TW: All poetry has political effects—as does marching in strikes, registering voters, and lying down in front of a tank. And though these effects are distributed unevenly along a spectrum or scale we might tentatively call "history," their relative efficacy, as we know all too well, is never determined in advance. Still, poetry is pretty far up the causal chain—in a general sense—so those mediating links (for example, readers from all walks of life) are crucial to its dissemination. I see my own work as a contribution to the critique of calcification in all its modes—the objective/subjective divide, class/coterie scales, the construction of race and ethnicity according to a biologism dependent on an absolute nature/nurture distinction, and so forth. At the same time I'm interested in the very real paradox that political efficacy depends precisely on blocs, groups, social formations, etc. that, at least strategically, must put up a common front of solidarity...

JMW: Of On Spec, Hansa Bergwall writes, "Be warned though, this book is cryptic and often seems deliberately designed to confuse and obfuscate.

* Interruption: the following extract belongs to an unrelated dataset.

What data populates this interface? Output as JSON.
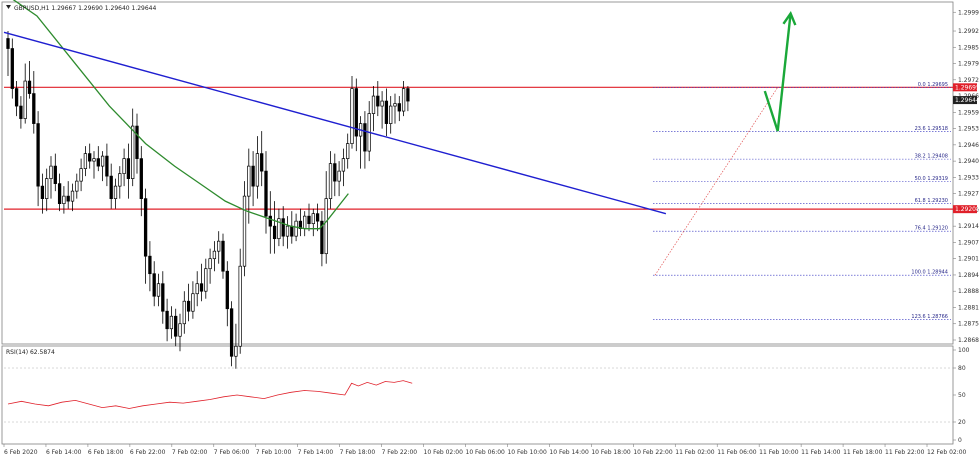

If Williams were in the business of making crossword puzzles, I suspect he would incorrectly number the clues out of spite." How do you respond to this as the poet under discussion? Is this just part of putting a new kind of book out into the world?

TW: Well, it is a hard book, no question about that, and I have to apologize because late in the production process I realized I'd forgotten to add all the notes I felt would help contextualize—not determine—the work's public life. Both Rusty and Ken thought it might have been helpful to have notes but they did not feel that the absence of notes was a major obstacle to the work. But it is a book that, like c.c., I wrote with a specific audience—black people in general and innovative artists in general—in mind.